Tin can crisis: America’s dinner table affordability hinges on tinplate cans

With most of the country still in the thick of winter, canned goods are important for cooking nutritious stews, chili and other staples during cold temperatures.

Published: February 26, 2026 10:51pm

After decades of poor policies by previous administrations, Americans are paying more for canned goods, and it's cutting into affordability improvements at the grocery store. But President Donald Trump has been known to adjust the tariff model for industries in need, and this one appears ripe for relief from Trump. 

The United States manufactures 135 billion cans every year to hold such household staples as canned vegetables, infant formula and pet food. And according to industry insider Scott Breen, president of Can Manufacturers Institute, "We are making a lot of metal cans in this country because metal cans have a significant impact on our economy, on national security and on our public health, and every minute we're making a quarter million."

The safety of imported canned goods is also on the minds of such industry experts as Robert Gatz, who serves as vice president and general manager for Can Corporation of America. 

"Tin plate has a lot of properties in it," he says. "How you manufacture that can has a lot of properties and a lot of science, a lot of engineering to make sure it's shelf stable for a very long time. So as things are coming in from overseas, you have no certainty. You don't know how those foods or vegetables were grown, how they were processed, what vessel they're going into."

Finding a solution to the problem has congressional support as well, from such members as Sen. Ron Johnson, R-Wis., and Rep. Tom McClintock, R-Calif. 

"The regulatory costs that government has placed on manufacturing in this country is the source of these problems," he told Just The News, "It's not foreign competition. We can compete very effectively against foreign competition."

McClintock warned against the regulatory burden of the crisis and also said: "We can't compete against our own self-inflicted wounds by piling regulations upon taxes, upon more regulations that make things very scarce and therefore very expensive for the manufacturers and their customers."

The U.S. tinplate crisis stems from decades of offshoring steel and tin mill manufacturing to lower-cost countries, accelerated by free-trade policies under administrations from Clinton through Obama that prioritized globalization over domestic industrial protection, which has left the country heavily reliant on imports. 

Consumers are already feeling the heat from the can crisis in the form of price increases. 

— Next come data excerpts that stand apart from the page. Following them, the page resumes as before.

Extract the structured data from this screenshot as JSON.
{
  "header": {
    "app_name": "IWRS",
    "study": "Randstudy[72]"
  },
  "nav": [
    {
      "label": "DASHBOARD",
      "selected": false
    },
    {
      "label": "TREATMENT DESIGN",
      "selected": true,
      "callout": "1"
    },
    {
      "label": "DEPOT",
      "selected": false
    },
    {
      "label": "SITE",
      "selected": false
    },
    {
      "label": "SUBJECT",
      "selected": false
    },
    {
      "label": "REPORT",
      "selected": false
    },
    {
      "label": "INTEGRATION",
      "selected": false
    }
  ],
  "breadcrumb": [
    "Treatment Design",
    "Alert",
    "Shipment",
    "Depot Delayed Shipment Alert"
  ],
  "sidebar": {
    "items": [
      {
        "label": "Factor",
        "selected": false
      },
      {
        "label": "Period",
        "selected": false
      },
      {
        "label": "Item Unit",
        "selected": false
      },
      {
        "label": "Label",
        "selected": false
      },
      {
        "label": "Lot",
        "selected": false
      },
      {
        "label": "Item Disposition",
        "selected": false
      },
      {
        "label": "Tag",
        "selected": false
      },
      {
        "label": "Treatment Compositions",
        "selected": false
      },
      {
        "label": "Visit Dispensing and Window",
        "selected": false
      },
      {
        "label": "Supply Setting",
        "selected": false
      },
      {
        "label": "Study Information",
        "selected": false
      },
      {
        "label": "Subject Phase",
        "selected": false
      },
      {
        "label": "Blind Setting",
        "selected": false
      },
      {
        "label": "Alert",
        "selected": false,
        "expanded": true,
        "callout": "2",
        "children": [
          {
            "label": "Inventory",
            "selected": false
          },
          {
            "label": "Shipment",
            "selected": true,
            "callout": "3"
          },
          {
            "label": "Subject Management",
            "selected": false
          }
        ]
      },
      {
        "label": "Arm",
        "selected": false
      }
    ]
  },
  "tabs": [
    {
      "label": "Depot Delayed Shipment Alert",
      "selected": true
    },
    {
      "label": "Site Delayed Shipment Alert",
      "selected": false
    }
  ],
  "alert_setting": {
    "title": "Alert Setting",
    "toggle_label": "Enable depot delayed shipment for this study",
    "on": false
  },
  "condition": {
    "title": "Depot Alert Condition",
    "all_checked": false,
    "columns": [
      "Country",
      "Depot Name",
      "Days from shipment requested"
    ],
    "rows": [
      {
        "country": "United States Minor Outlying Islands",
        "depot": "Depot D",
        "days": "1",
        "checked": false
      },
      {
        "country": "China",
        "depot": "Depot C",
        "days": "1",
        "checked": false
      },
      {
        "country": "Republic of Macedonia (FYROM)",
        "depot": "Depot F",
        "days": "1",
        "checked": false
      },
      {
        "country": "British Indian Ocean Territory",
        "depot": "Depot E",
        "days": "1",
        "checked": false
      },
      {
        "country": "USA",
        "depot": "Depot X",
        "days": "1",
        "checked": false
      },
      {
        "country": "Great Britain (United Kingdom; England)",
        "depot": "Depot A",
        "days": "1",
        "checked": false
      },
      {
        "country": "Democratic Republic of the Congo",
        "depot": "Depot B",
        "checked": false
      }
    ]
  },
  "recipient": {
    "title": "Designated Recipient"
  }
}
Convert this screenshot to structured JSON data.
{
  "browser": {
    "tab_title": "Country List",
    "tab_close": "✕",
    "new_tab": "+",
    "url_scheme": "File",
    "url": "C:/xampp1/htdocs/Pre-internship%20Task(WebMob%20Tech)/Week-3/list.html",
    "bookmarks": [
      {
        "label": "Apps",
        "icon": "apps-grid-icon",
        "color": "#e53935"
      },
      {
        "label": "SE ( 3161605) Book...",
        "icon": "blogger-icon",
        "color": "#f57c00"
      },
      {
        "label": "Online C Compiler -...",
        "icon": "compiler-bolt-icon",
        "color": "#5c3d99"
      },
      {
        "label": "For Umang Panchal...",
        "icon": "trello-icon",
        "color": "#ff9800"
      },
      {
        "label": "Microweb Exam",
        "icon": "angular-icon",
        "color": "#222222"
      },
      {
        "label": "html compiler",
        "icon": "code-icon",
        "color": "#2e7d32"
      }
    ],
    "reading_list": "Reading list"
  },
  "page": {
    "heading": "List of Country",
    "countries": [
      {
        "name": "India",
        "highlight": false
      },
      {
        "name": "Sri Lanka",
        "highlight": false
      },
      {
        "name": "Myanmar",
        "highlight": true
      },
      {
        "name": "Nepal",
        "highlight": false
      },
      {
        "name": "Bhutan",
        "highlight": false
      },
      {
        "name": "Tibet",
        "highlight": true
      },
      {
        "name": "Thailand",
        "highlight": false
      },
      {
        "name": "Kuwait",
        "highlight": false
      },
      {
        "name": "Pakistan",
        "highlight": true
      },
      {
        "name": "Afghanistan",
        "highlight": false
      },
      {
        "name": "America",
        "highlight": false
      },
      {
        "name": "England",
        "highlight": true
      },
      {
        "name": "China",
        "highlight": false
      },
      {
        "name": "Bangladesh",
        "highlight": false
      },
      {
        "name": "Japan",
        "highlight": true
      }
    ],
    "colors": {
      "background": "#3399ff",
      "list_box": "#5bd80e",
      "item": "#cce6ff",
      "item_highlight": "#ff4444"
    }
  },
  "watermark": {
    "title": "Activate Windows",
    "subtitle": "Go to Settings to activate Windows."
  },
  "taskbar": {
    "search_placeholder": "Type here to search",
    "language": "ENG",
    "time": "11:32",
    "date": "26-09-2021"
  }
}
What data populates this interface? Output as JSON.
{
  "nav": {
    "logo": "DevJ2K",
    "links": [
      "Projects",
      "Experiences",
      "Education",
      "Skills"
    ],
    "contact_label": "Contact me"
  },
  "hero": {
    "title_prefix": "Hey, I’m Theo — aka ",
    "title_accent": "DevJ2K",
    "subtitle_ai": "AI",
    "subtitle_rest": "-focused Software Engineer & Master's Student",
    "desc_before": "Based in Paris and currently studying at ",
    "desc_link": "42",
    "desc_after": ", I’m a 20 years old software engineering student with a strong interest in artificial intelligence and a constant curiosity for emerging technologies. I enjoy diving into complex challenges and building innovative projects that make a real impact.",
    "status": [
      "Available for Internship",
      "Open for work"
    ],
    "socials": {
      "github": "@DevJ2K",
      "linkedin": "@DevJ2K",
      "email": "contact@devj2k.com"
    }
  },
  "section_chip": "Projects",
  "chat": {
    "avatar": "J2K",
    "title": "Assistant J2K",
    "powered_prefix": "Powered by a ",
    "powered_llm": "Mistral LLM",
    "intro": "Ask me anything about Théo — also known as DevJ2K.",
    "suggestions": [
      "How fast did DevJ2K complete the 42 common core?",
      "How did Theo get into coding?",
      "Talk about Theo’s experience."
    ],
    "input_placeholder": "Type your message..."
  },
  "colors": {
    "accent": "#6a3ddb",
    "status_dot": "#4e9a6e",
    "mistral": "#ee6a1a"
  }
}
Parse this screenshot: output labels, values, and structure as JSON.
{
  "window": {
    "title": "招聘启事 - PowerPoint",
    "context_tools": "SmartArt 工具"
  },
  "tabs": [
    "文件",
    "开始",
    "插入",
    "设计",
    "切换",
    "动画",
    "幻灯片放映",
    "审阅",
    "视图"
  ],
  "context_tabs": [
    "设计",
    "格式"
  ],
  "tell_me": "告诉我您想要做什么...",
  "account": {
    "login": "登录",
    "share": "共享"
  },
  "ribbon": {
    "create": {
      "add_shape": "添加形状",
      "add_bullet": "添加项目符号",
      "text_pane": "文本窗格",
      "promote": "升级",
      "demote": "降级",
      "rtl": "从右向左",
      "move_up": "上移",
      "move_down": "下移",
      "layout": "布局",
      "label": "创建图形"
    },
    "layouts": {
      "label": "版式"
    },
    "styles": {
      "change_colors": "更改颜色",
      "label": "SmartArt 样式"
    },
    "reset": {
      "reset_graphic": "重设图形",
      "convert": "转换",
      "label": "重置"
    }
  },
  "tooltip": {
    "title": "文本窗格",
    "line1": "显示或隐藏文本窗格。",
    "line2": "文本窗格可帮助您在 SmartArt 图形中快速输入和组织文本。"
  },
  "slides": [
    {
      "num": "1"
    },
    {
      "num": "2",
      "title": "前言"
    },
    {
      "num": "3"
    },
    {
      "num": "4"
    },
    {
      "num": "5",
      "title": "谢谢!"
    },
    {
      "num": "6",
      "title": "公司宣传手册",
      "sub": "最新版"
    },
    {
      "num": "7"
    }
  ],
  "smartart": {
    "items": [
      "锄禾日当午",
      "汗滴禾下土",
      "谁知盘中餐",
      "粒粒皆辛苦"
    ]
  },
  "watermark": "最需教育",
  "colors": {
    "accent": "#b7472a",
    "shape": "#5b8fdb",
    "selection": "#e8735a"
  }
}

A recent study by the Alpaugh Family Economics Center at the University of Cincinnati found canned tuna in Midwest grocery stores was up about 7.3% since just September, canned green beans are up 9.1% over the same period and canned soup is up a staggering 22.3%.  

"When I was going to the grocery store over the last couple of months, what once was $20 and under for a pot of American chili is not that anymore. It's around $30 to $35, sometimes $40 depending on whether it had meat, because meat has gone up too," Moms For America Chairwoman Rebekah Lichtwerch told Just The News exclusively. 

This issue persists throughout the entire supply chain, from consumers all the way down to the farmers, particularly those who grow the type of produce that ends up in the canned food aisle. Pulse crops (beans, lentils, peas and chickpeas) are the staples for Paul Kanning, a farmer in Montana who spoke to Just The News

"Without that steel can, my crops are useless if they have to stay in the field," Kanning warned. "And that can is the bridge from my farm to the American pantry. And when that bridge becomes too expensive, then farmers lose, American consumers lose, and grocery bills get too high. And it's just as simple as that."

Likewise, Glenn Abbett, who grows corn, soybeans and tomatoes in northwest Indiana, is experiencing a similar crisis. 

"The farmer is the end user, and therefore we get stuck with the added cost. And unfortunately, the added cost puts us out of reach for global competition, which we truly can't be in that situation." 

Abbett told Just The News that he spoke to the owner of a major canned tomato company who told him that companies overseas can put U.S. agriculture product into a can and ship it here cheaper, taking markets away. 

"We've got to find a solution for this," he said. "We need to find it fast, because Red Gold, a great American company, is not going to be able to survive if they have to buy cans that are more expensive than our competition across the ocean."

In 2024, the U.S. International Trade Commission's (ITC) decision not to impose antidumping duties on tinplate from Canada, China, Germany and South Korea resulted in Cleveland-Cliffs, North America's largest flat-rolled steel producer, indefinitely idling its century-old Weirton, West Virginia, plant, resulting in nearly 900 job losses and exposing ongoing vulnerabilities in domestic packaging supply chains.